The Dead Sea has fascinated and drawn inquiring minds for thousands of years. The mysterious landscapes, the vitality-imparting salts, and the extraordinary hypersaline waters are natural features that are found in very few places in the world. As mysterious as the nature of the area, the ancient people who have been inspired by this place have left their own mark on history, including the elusive occupants of Qumran.
The Dead Sea Scrolls
We have all heard of them, but what are the Dead Sea Scrolls? In short, they are among the most significant archaeological finds of the last century. In 1947 Bedouin shepherds discovered a cave with a collection of ancient scrolls. Over the next few years, archaeologists discovered hundreds more texts in a complex of eleven caves.
The scrolls contain early biblical texts, but also many previously unknown works about the life of a religious community over a 300-400 year period immediately before the rise of Christianity. Most scholars believe that they are the work of a purist Jewish sect known as the Essenes. Whoever wrote them, they have revealed more about the nature of Jewish life and religion, in this formative era of the nation’s history, than we could otherwise have known.

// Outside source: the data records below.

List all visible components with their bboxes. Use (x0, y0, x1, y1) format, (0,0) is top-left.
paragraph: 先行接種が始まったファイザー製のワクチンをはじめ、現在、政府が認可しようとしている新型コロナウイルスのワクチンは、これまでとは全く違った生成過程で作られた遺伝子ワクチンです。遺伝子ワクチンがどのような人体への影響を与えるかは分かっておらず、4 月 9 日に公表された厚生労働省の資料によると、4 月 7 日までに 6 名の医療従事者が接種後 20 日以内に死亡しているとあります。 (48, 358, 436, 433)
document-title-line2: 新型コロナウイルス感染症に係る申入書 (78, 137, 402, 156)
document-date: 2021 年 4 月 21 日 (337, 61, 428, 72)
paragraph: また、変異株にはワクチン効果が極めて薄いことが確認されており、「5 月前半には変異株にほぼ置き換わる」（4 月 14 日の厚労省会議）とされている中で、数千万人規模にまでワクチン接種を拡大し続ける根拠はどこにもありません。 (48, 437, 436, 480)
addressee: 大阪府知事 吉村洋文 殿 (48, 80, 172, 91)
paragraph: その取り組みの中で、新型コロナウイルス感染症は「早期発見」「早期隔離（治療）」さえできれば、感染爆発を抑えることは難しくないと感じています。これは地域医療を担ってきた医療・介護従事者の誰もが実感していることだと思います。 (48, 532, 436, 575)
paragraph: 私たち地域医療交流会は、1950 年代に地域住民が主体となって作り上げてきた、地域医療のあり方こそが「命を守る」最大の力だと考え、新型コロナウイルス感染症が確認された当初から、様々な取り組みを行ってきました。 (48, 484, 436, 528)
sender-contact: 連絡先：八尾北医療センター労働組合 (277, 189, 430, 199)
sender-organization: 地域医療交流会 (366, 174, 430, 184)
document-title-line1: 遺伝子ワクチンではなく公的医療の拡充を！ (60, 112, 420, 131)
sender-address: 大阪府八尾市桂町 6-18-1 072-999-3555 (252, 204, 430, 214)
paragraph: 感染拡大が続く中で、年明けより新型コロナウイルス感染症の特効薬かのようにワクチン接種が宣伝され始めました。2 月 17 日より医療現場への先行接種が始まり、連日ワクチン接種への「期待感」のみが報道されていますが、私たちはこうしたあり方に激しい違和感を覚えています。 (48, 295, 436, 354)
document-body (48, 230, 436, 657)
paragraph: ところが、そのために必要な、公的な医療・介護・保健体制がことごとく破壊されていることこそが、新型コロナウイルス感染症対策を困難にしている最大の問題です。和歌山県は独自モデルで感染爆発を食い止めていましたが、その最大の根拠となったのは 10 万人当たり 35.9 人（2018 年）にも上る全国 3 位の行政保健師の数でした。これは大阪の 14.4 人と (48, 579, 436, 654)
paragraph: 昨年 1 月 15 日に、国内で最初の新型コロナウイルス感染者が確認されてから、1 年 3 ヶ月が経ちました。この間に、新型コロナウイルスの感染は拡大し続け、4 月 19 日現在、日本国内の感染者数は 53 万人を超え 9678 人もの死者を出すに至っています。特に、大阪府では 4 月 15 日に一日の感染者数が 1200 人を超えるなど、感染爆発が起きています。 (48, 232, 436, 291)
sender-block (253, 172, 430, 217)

Are There Any More Scrolls?
No new scrolls have been discovered since the mid-1950s, but over the last few years the Israeli authorities have become aware of an increased flow of parchments onto the black market—most are fakes but some appear to be genuine. Recently the Israel Antiquities Authority launched “Operation Scroll,” an intensive effort to survey all the possible caves of the Qumran area and to find any further scrolls that may be concealed.
A Major New Find
In February 2017 the IAA announced that a new cave had been discovered, which was almost certainly another ancient storage site for scrolls. In a tunnel 50 feet from the cave’s entrance, the archaeologists found a number of broken clay jars, similar to those used in the other caves to store the scrolls, along with cloth and leather ties. Unfortunately, they also discovered two pickaxes dating to the 1950s, which indicate that the cave was probably looted long ago by robbers.
A Major Disappointment?
Archaeologists are not thrown by the fact that the cave has been looted. Apart from the fact that it shows that more caves might exist and that therefore the search is worth continuing, the finds in the new cave are valuable in themselves.

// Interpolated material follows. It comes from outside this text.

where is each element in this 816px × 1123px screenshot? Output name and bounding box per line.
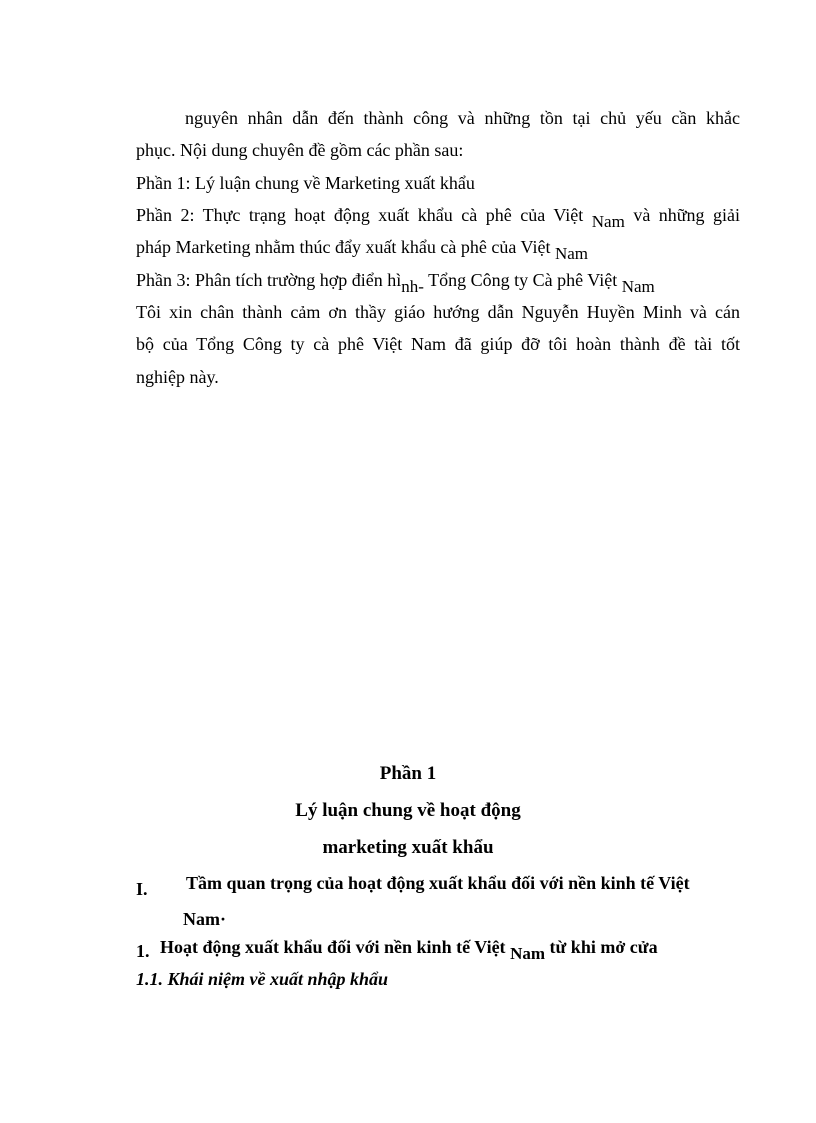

Especially important is the discovery, for the first time, of blank parchment, which gives evidence that the scrolls were being produced locally and will also help to identify forgeries more easily if bogus texts are being written on looted original blank pieces.
An Ongoing Quest
One of the attractions of the past is that it reveals its secrets slowly and there is always more to find. Recent discoveries near the Red Sea are an encouragement to keep working to unlock the riddles of this most significant period in the world’s history.